Покачав головой, немного оторопев от размаха, Кузьма с подозрением заглянул в морозилку: если уж малая на пирожные замахнулась, то и … Точно, в морозилке, на картонных листах, которые его женщины берегли, как зеницу ока, один на другом, ровными рядами лежали домашние пельмени, притрушенные мукой.

Расплывшись в улыбке, Кузьма полез по ящикам в поисках кастрюли. Пельмени он особо уважал. Особенно домашние, которые Кристина лепила. Понятия не имел, чего она в них добавляет, вроде ничего особенного же, но ни у кого больше таких не пробовал. По пути цапнул одну котлету, быстро сжевал, ожидая, пока вода начнет кипеть, достал тарелку…

И тут услышал, как провернулся замок и распахнулась дверь. Странно, еще и двенадцати нет, для всех рано..

— Кузьма? — с порога позвала Кристина с такими нетерпеливыми нотками в голосе, что заставила его расплыться в улыбке. — Вернулся?

Послышался грохот, с которым малая бросила сумку с учебниками на пол, и возня, пока она снимала обувь.

— На кухне, малая, — отозвался он.

И уже двинулся в сторону выхода, чтобы как следует обнять малышку, когда Кристина влетела в кухню просто, и сама застыла в дверях, восторженно уставившись на него.

— Кузьма! — со звенящей радостью воскликнула она, даже в ладоши прихлопнув.

А у него вот дар речи отняло полностью. И даже захотелось на секунду зажмуриться. А еще — заглянуть за спину этой девушке, разыскивая свою малявку с тупым вопросом «ты кто?». Потому что эта Кристина, которая завороженно смотрела сейчас на него — вообще новой была. Совершенно другой. Кузьма ошалел, по-дурному застыв у холодильника с открытым ртом и пялясь на нее.

«Малой» как не бывало. Вместо нее перед Кузьмой стояла потрясающе красивая девушка, у которой от той, «старой» Кристи, были только блестящие восторгом глаза.

— Кузьма! Вернулся! — еще раз воскликнула эта девушка, и бросилась к нему.

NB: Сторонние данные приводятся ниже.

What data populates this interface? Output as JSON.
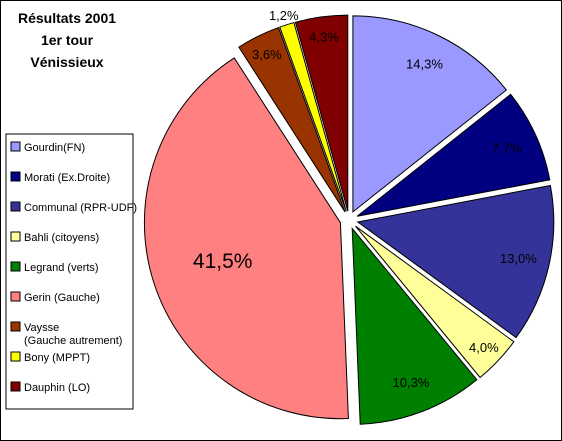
{
  "chart_data": {
    "type": "pie",
    "title_lines": [
      "Résultats 2001",
      "1er tour",
      "Vénissieux"
    ],
    "legend_placement": "left",
    "slices": [
      {
        "label": "Gourdin(FN)",
        "value": 14.3,
        "value_label": "14,3%",
        "color": "#9999FF"
      },
      {
        "label": "Morati (Ex.Droite)",
        "value": 7.7,
        "value_label": "7,7%",
        "color": "#000080"
      },
      {
        "label": "Communal (RPR-UDF)",
        "value": 13.0,
        "value_label": "13,0%",
        "color": "#333399"
      },
      {
        "label": "Bahli (citoyens)",
        "value": 4.0,
        "value_label": "4,0%",
        "color": "#FFFF99"
      },
      {
        "label": "Legrand (verts)",
        "value": 10.3,
        "value_label": "10,3%",
        "color": "#008000"
      },
      {
        "label": "Gerin (Gauche)",
        "value": 41.5,
        "value_label": "41,5%",
        "color": "#FF8080"
      },
      {
        "label": "Vaysse (Gauche autrement)",
        "value": 3.6,
        "value_label": "3,6%",
        "color": "#993300"
      },
      {
        "label": "Bony (MPPT)",
        "value": 1.2,
        "value_label": "1,2%",
        "color": "#FFFF00"
      },
      {
        "label": "Dauphin (LO)",
        "value": 4.3,
        "value_label": "4,3%",
        "color": "#800000"
      }
    ]
  }
}
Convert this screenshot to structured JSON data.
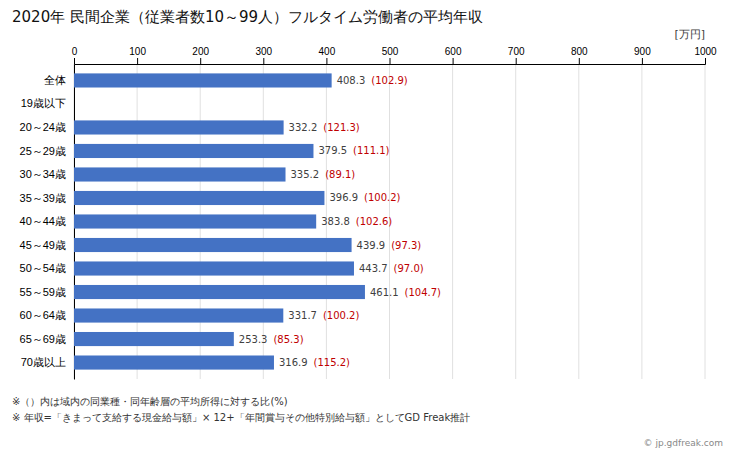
{
  "chart_data": {
    "type": "bar",
    "orientation": "horizontal",
    "title": "2020年 民間企業（従業者数10～99人）フルタイム労働者の平均年収",
    "xlabel": "[万円]",
    "categories": [
      "全体",
      "19歳以下",
      "20～24歳",
      "25～29歳",
      "30～34歳",
      "35～39歳",
      "40～44歳",
      "45～49歳",
      "50～54歳",
      "55～59歳",
      "60～64歳",
      "65～69歳",
      "70歳以上"
    ],
    "values": [
      408.3,
      0,
      332.2,
      379.5,
      335.2,
      396.9,
      383.8,
      439.9,
      443.7,
      461.1,
      331.7,
      253.3,
      316.9
    ],
    "color": "#4472c4",
    "data_labels": true,
    "ratio_labels": {
      "color": "#c00000",
      "labels": [
        "(102.9)",
        null,
        "(121.3)",
        "(111.1)",
        "(89.1)",
        "(100.2)",
        "(102.6)",
        "(97.3)",
        "(97.0)",
        "(104.7)",
        "(100.2)",
        "(85.3)",
        "(115.2)"
      ]
    },
    "xlim": [
      0,
      1000
    ],
    "xticks": [
      0,
      100,
      200,
      300,
      400,
      500,
      600,
      700,
      800,
      900,
      1000
    ],
    "grid": true,
    "notes": [
      "※（）内は域内の同業種・同年齢層の平均所得に対する比(%)",
      "※ 年収=「きまって支給する現金給与額」× 12+「年間賞与その他特別給与額」としてGD Freak推計"
    ],
    "source": "© jp.gdfreak.com"
  }
}
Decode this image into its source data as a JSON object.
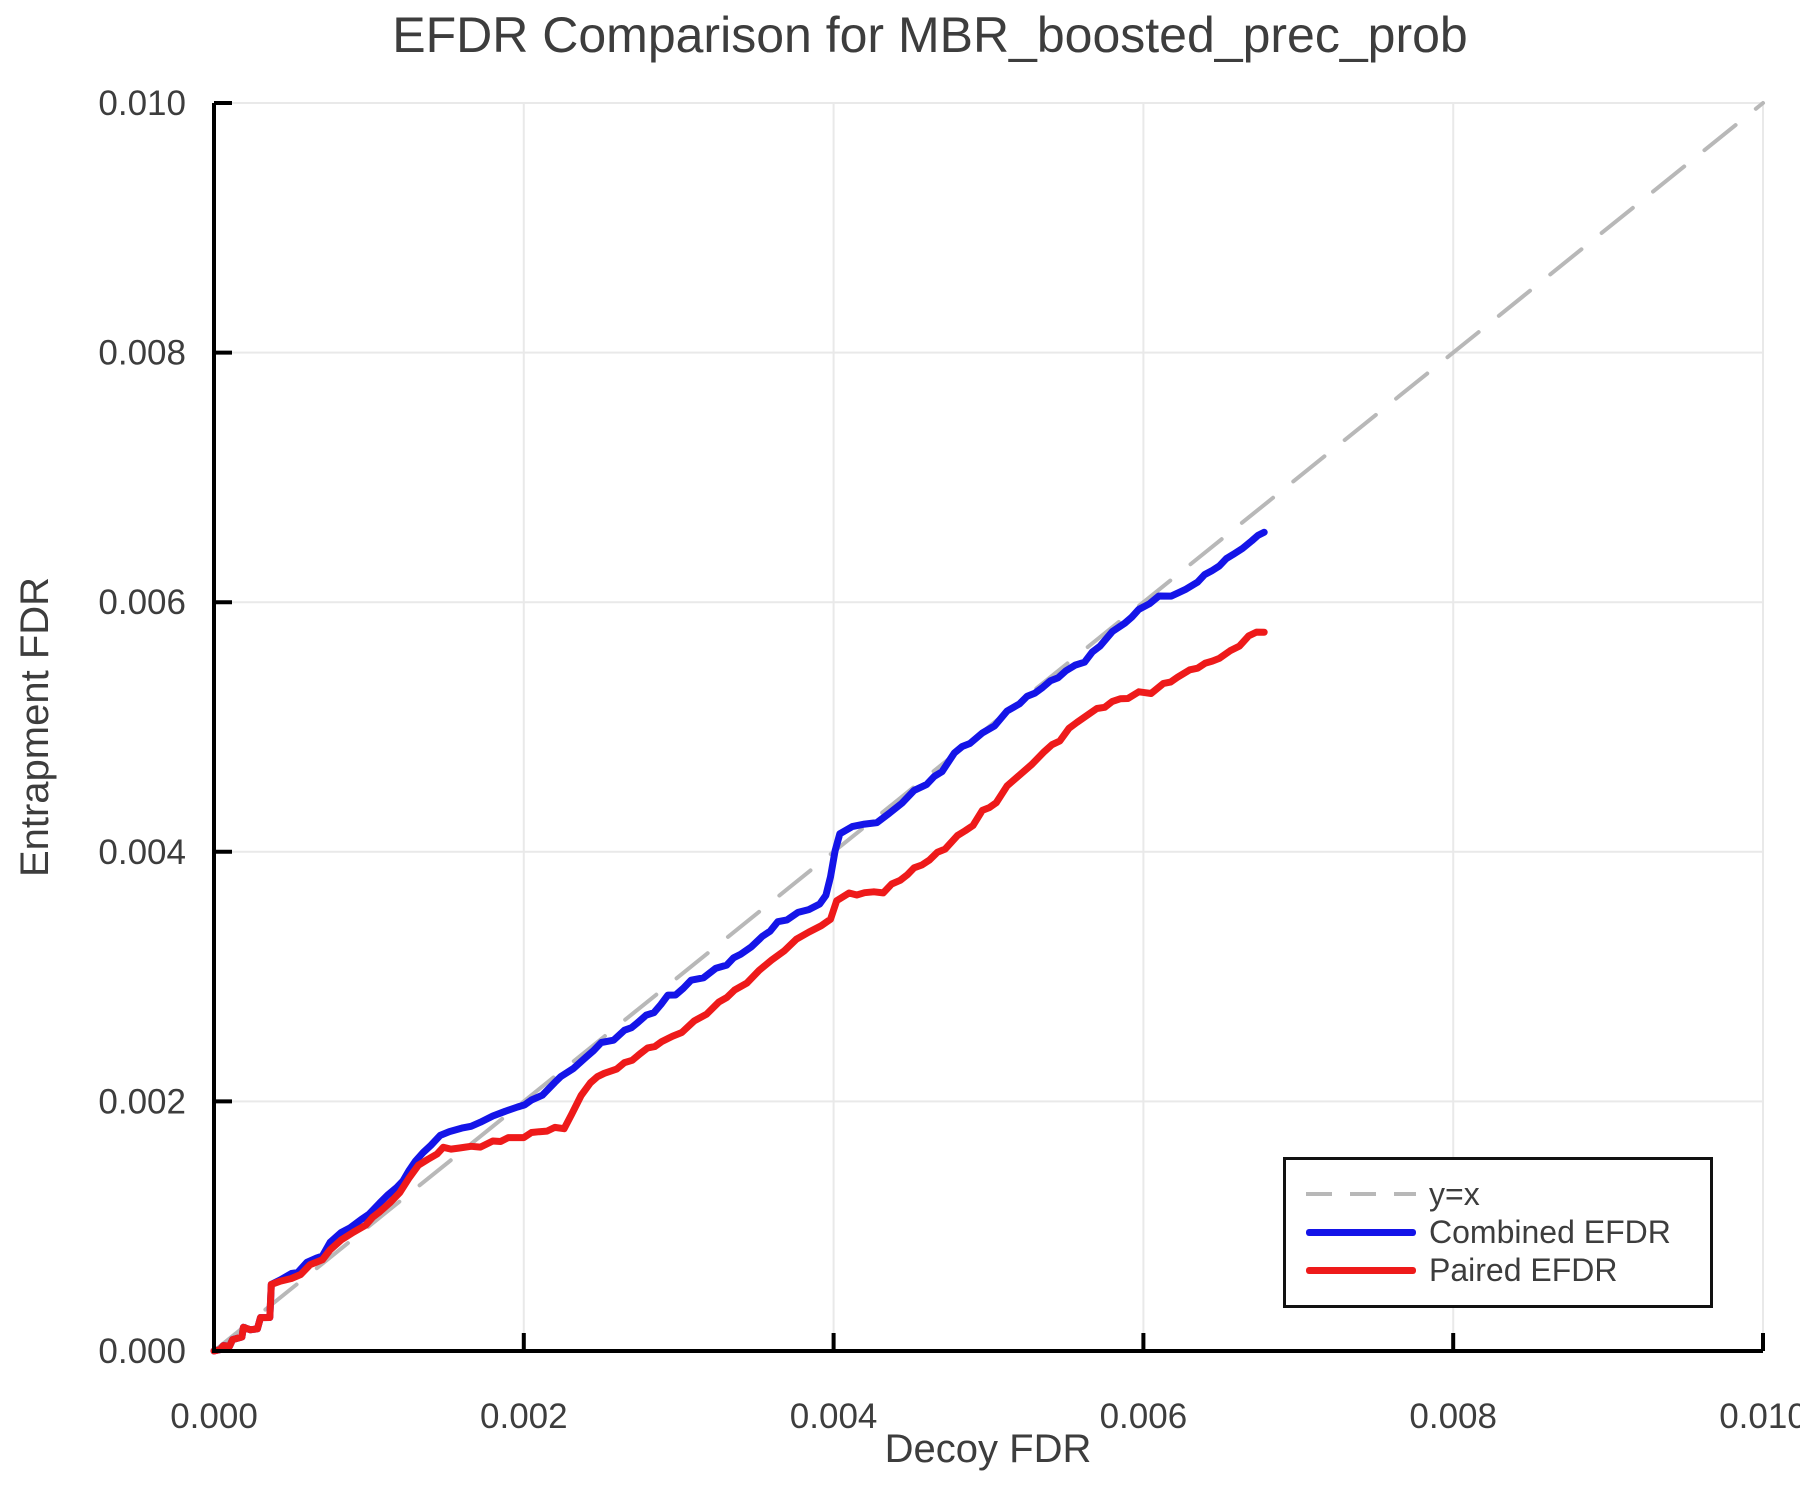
{
  "chart_data": {
    "type": "line",
    "title": "EFDR Comparison for MBR_boosted_prec_prob",
    "xlabel": "Decoy FDR",
    "ylabel": "Entrapment FDR",
    "xlim": [
      0,
      0.01
    ],
    "ylim": [
      0,
      0.01
    ],
    "xticks": [
      0,
      0.002,
      0.004,
      0.006,
      0.008,
      0.01
    ],
    "xticklabels": [
      "0.000",
      "0.002",
      "0.004",
      "0.006",
      "0.008",
      "0.010"
    ],
    "yticks": [
      0,
      0.002,
      0.004,
      0.006,
      0.008,
      0.01
    ],
    "yticklabels": [
      "0.000",
      "0.002",
      "0.004",
      "0.006",
      "0.008",
      "0.010"
    ],
    "grid": true,
    "grid_color": "#e9e9e9",
    "axis_color": "#000000",
    "text_color": "#3d3d3d",
    "legend_position": "lower right",
    "series": [
      {
        "name": "y=x",
        "color": "#b8b8b8",
        "width": 4,
        "dash": [
          40,
          26
        ],
        "points": [
          [
            0,
            0
          ],
          [
            0.01,
            0.01
          ]
        ]
      },
      {
        "name": "Combined EFDR",
        "color": "#1414e8",
        "width": 7,
        "points": [
          [
            0,
            0
          ],
          [
            4e-05,
            0
          ],
          [
            6e-05,
            4e-05
          ],
          [
            0.0001,
            5e-05
          ],
          [
            0.00012,
            0.0001
          ],
          [
            0.00018,
            0.0001
          ],
          [
            0.00019,
            0.00018
          ],
          [
            0.00028,
            0.00018
          ],
          [
            0.0003,
            0.00026
          ],
          [
            0.00036,
            0.00027
          ],
          [
            0.00037,
            0.00054
          ],
          [
            0.00043,
            0.00057
          ],
          [
            0.0005,
            0.00062
          ],
          [
            0.00054,
            0.00064
          ],
          [
            0.0006,
            0.0007
          ],
          [
            0.00066,
            0.00075
          ],
          [
            0.0007,
            0.00077
          ],
          [
            0.00075,
            0.00086
          ],
          [
            0.00082,
            0.00096
          ],
          [
            0.00088,
            0.00098
          ],
          [
            0.00095,
            0.00106
          ],
          [
            0.001,
            0.0011
          ],
          [
            0.00107,
            0.00118
          ],
          [
            0.00112,
            0.00126
          ],
          [
            0.00118,
            0.0013
          ],
          [
            0.00122,
            0.00136
          ],
          [
            0.00126,
            0.00146
          ],
          [
            0.0013,
            0.00152
          ],
          [
            0.00135,
            0.00158
          ],
          [
            0.0014,
            0.00166
          ],
          [
            0.00146,
            0.00172
          ],
          [
            0.00152,
            0.00176
          ],
          [
            0.0016,
            0.00178
          ],
          [
            0.00166,
            0.0018
          ],
          [
            0.00172,
            0.00184
          ],
          [
            0.0018,
            0.00188
          ],
          [
            0.00188,
            0.00192
          ],
          [
            0.00196,
            0.00196
          ],
          [
            0.00205,
            0.002
          ],
          [
            0.00212,
            0.00206
          ],
          [
            0.0022,
            0.00214
          ],
          [
            0.00224,
            0.0022
          ],
          [
            0.00232,
            0.00226
          ],
          [
            0.0024,
            0.00236
          ],
          [
            0.0025,
            0.00246
          ],
          [
            0.00258,
            0.0025
          ],
          [
            0.00265,
            0.00256
          ],
          [
            0.00274,
            0.00264
          ],
          [
            0.00284,
            0.00272
          ],
          [
            0.00293,
            0.00284
          ],
          [
            0.00298,
            0.00286
          ],
          [
            0.00308,
            0.00296
          ],
          [
            0.00316,
            0.003
          ],
          [
            0.00324,
            0.00306
          ],
          [
            0.00331,
            0.0031
          ],
          [
            0.0034,
            0.00318
          ],
          [
            0.00347,
            0.00324
          ],
          [
            0.00354,
            0.00332
          ],
          [
            0.00364,
            0.00343
          ],
          [
            0.0037,
            0.00346
          ],
          [
            0.00377,
            0.00351
          ],
          [
            0.00384,
            0.00354
          ],
          [
            0.00391,
            0.00358
          ],
          [
            0.00395,
            0.00364
          ],
          [
            0.00398,
            0.0038
          ],
          [
            0.00401,
            0.00402
          ],
          [
            0.00404,
            0.00415
          ],
          [
            0.00412,
            0.0042
          ],
          [
            0.0042,
            0.00422
          ],
          [
            0.00428,
            0.00424
          ],
          [
            0.00436,
            0.0043
          ],
          [
            0.00444,
            0.0044
          ],
          [
            0.00452,
            0.00448
          ],
          [
            0.0046,
            0.00455
          ],
          [
            0.0047,
            0.00464
          ],
          [
            0.00478,
            0.00479
          ],
          [
            0.00488,
            0.00488
          ],
          [
            0.00496,
            0.00494
          ],
          [
            0.00504,
            0.00502
          ],
          [
            0.00512,
            0.00512
          ],
          [
            0.0052,
            0.00519
          ],
          [
            0.0053,
            0.00528
          ],
          [
            0.0054,
            0.00536
          ],
          [
            0.0055,
            0.00545
          ],
          [
            0.00562,
            0.00553
          ],
          [
            0.00572,
            0.00565
          ],
          [
            0.0058,
            0.00576
          ],
          [
            0.00588,
            0.00584
          ],
          [
            0.00597,
            0.00593
          ],
          [
            0.00604,
            0.006
          ],
          [
            0.0061,
            0.00604
          ],
          [
            0.00618,
            0.00606
          ],
          [
            0.00627,
            0.00609
          ],
          [
            0.00635,
            0.00617
          ],
          [
            0.00644,
            0.00625
          ],
          [
            0.00649,
            0.0063
          ],
          [
            0.00658,
            0.00638
          ],
          [
            0.00664,
            0.00644
          ],
          [
            0.0067,
            0.00648
          ],
          [
            0.00674,
            0.00654
          ],
          [
            0.00678,
            0.00657
          ]
        ]
      },
      {
        "name": "Paired EFDR",
        "color": "#ee1a1a",
        "width": 7,
        "points": [
          [
            0,
            0
          ],
          [
            4e-05,
            0
          ],
          [
            6e-05,
            4e-05
          ],
          [
            0.0001,
            5e-05
          ],
          [
            0.00012,
            0.0001
          ],
          [
            0.00018,
            0.0001
          ],
          [
            0.00019,
            0.00018
          ],
          [
            0.00028,
            0.00018
          ],
          [
            0.0003,
            0.00026
          ],
          [
            0.00036,
            0.00027
          ],
          [
            0.00037,
            0.00054
          ],
          [
            0.00043,
            0.00056
          ],
          [
            0.0005,
            0.00058
          ],
          [
            0.00056,
            0.00062
          ],
          [
            0.00062,
            0.00068
          ],
          [
            0.0007,
            0.00074
          ],
          [
            0.00075,
            0.0008
          ],
          [
            0.00082,
            0.0009
          ],
          [
            0.0009,
            0.00094
          ],
          [
            0.00098,
            0.00102
          ],
          [
            0.00107,
            0.00111
          ],
          [
            0.00114,
            0.0012
          ],
          [
            0.0012,
            0.00126
          ],
          [
            0.00126,
            0.0014
          ],
          [
            0.00132,
            0.00148
          ],
          [
            0.00138,
            0.00154
          ],
          [
            0.00144,
            0.00158
          ],
          [
            0.00148,
            0.00162
          ],
          [
            0.00158,
            0.00163
          ],
          [
            0.00166,
            0.00164
          ],
          [
            0.00172,
            0.00164
          ],
          [
            0.0018,
            0.00168
          ],
          [
            0.0019,
            0.0017
          ],
          [
            0.002,
            0.00172
          ],
          [
            0.0021,
            0.00176
          ],
          [
            0.0022,
            0.00178
          ],
          [
            0.00226,
            0.00179
          ],
          [
            0.00231,
            0.0019
          ],
          [
            0.00237,
            0.00204
          ],
          [
            0.00243,
            0.00216
          ],
          [
            0.00252,
            0.00222
          ],
          [
            0.0026,
            0.00226
          ],
          [
            0.0027,
            0.00234
          ],
          [
            0.0028,
            0.00242
          ],
          [
            0.00289,
            0.00248
          ],
          [
            0.00296,
            0.00252
          ],
          [
            0.00302,
            0.00256
          ],
          [
            0.0031,
            0.00264
          ],
          [
            0.00318,
            0.0027
          ],
          [
            0.00326,
            0.0028
          ],
          [
            0.00336,
            0.00288
          ],
          [
            0.00344,
            0.00296
          ],
          [
            0.00352,
            0.00304
          ],
          [
            0.0036,
            0.00314
          ],
          [
            0.00368,
            0.0032
          ],
          [
            0.00376,
            0.0033
          ],
          [
            0.00384,
            0.00336
          ],
          [
            0.00392,
            0.0034
          ],
          [
            0.00398,
            0.00346
          ],
          [
            0.00402,
            0.00362
          ],
          [
            0.0041,
            0.00366
          ],
          [
            0.0042,
            0.00367
          ],
          [
            0.00432,
            0.00368
          ],
          [
            0.00443,
            0.00378
          ],
          [
            0.00452,
            0.00386
          ],
          [
            0.00462,
            0.00394
          ],
          [
            0.00472,
            0.00403
          ],
          [
            0.0048,
            0.00412
          ],
          [
            0.0049,
            0.00422
          ],
          [
            0.00496,
            0.00432
          ],
          [
            0.00505,
            0.0044
          ],
          [
            0.00512,
            0.00452
          ],
          [
            0.0052,
            0.00462
          ],
          [
            0.00528,
            0.0047
          ],
          [
            0.00536,
            0.0048
          ],
          [
            0.00546,
            0.0049
          ],
          [
            0.00552,
            0.00498
          ],
          [
            0.00562,
            0.00509
          ],
          [
            0.0057,
            0.00514
          ],
          [
            0.0058,
            0.0052
          ],
          [
            0.0059,
            0.00524
          ],
          [
            0.00597,
            0.00527
          ],
          [
            0.00605,
            0.00528
          ],
          [
            0.00613,
            0.00534
          ],
          [
            0.00622,
            0.0054
          ],
          [
            0.0063,
            0.00546
          ],
          [
            0.0064,
            0.0055
          ],
          [
            0.00649,
            0.00556
          ],
          [
            0.00656,
            0.0056
          ],
          [
            0.00662,
            0.00566
          ],
          [
            0.00668,
            0.00572
          ],
          [
            0.00673,
            0.00576
          ],
          [
            0.00678,
            0.00577
          ]
        ]
      }
    ]
  }
}
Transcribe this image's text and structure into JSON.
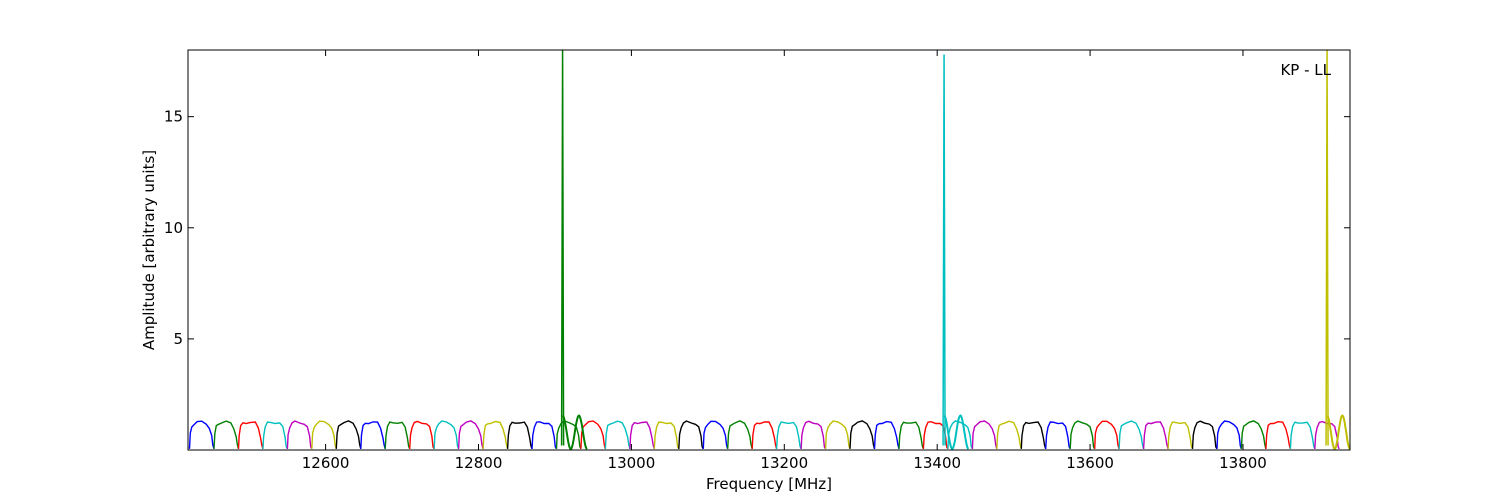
{
  "chart_data": {
    "type": "line",
    "title": "",
    "annotation": "KP - LL",
    "xlabel": "Frequency [MHz]",
    "ylabel": "Amplitude [arbitrary units]",
    "xlim": [
      12420,
      13940
    ],
    "ylim": [
      0.0,
      18.0
    ],
    "xticks": [
      12600,
      12800,
      13000,
      13200,
      13400,
      13600,
      13800
    ],
    "yticks": [
      5,
      10,
      15
    ],
    "grid": false,
    "legend": "none",
    "channel_width_mhz": 32,
    "channel_start_mhz": 12422,
    "channel_count": 47,
    "channel_colors": [
      "#0000ff",
      "#008000",
      "#ff0000",
      "#00bfbf",
      "#bf00bf",
      "#bfbf00",
      "#000000"
    ],
    "bandpass_profile": {
      "x_offsets_mhz": [
        0,
        1,
        3,
        6,
        10,
        16,
        22,
        26,
        29,
        30.5,
        32
      ],
      "amplitude": [
        0.05,
        0.7,
        1.05,
        1.2,
        1.25,
        1.25,
        1.2,
        1.0,
        0.6,
        0.2,
        0.05
      ]
    },
    "spikes": [
      {
        "x": 12910,
        "y": 18.0,
        "color": "#008000"
      },
      {
        "x": 13409,
        "y": 17.8,
        "color": "#00bfbf"
      },
      {
        "x": 13910,
        "y": 18.0,
        "color": "#bfbf00"
      }
    ],
    "ringing": [
      {
        "x_start": 12910,
        "x_end": 12942,
        "color": "#008000"
      },
      {
        "x_start": 13409,
        "x_end": 13441,
        "color": "#00bfbf"
      },
      {
        "x_start": 13910,
        "x_end": 13940,
        "color": "#bfbf00"
      }
    ]
  }
}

А он стоял и не мог челюсть с пола подобрать. Но руки как-то сами собой схлопнулись на тонкой талии, крепко прижав Кристину к своему телу, когда она повисла на его шее. И в голову шибануло так, что в глазах поплыло. Как-то вообще не к месту вроде, вспомнилось, как давно у него девки не было. Все тело напряглось, словно закаменело. И захотел бы, не смог ее сейчас выпустить. А не хотелось ни капли. Понимал как будто, что не в ту степь его несет, а не мог остановиться. Опустил голову, зарылся лицом в ее волосы, кажется впервые заметив, какие они у нее гладкие и блестящие, чуть отдающие красными всполохами на солнце, хоть и темные. Струятся по его пальцам, когда Кузьма в ее косу ладонью погрузился, растрепывая прическу. Блин, и не понял же когда… И пахнут травой, свежестью такой! А сама вся Кристина — тонкая, гибкая, крепкая, словно молодое деревце. Держит в руках — и веса не чувствует. Точнее, чувствует как раз, ощущает все, но от этого так хорошо, что отпускать не хочется. В платье такого сочно-зеленого цвета, что аж глаза резало, словно те самые листья, на которые он всю дорогу из поезда любовался. Точно, его мать шила, у нее в этом деле талант имелся… И такие изгибы под этим платьем чувствуются, что «мама не горюй»! Дыхание распирает грудную клетку, воздуха мало, словно сто кругов по плацу в солнцепек отмотал. И вены рвет вдруг проснувшимся желанием, такой дикой потребностью, которую и в страшных снах не думал к Кристине испытать. Словно впервые женщину обнял в жизни вообще. Всего трясет.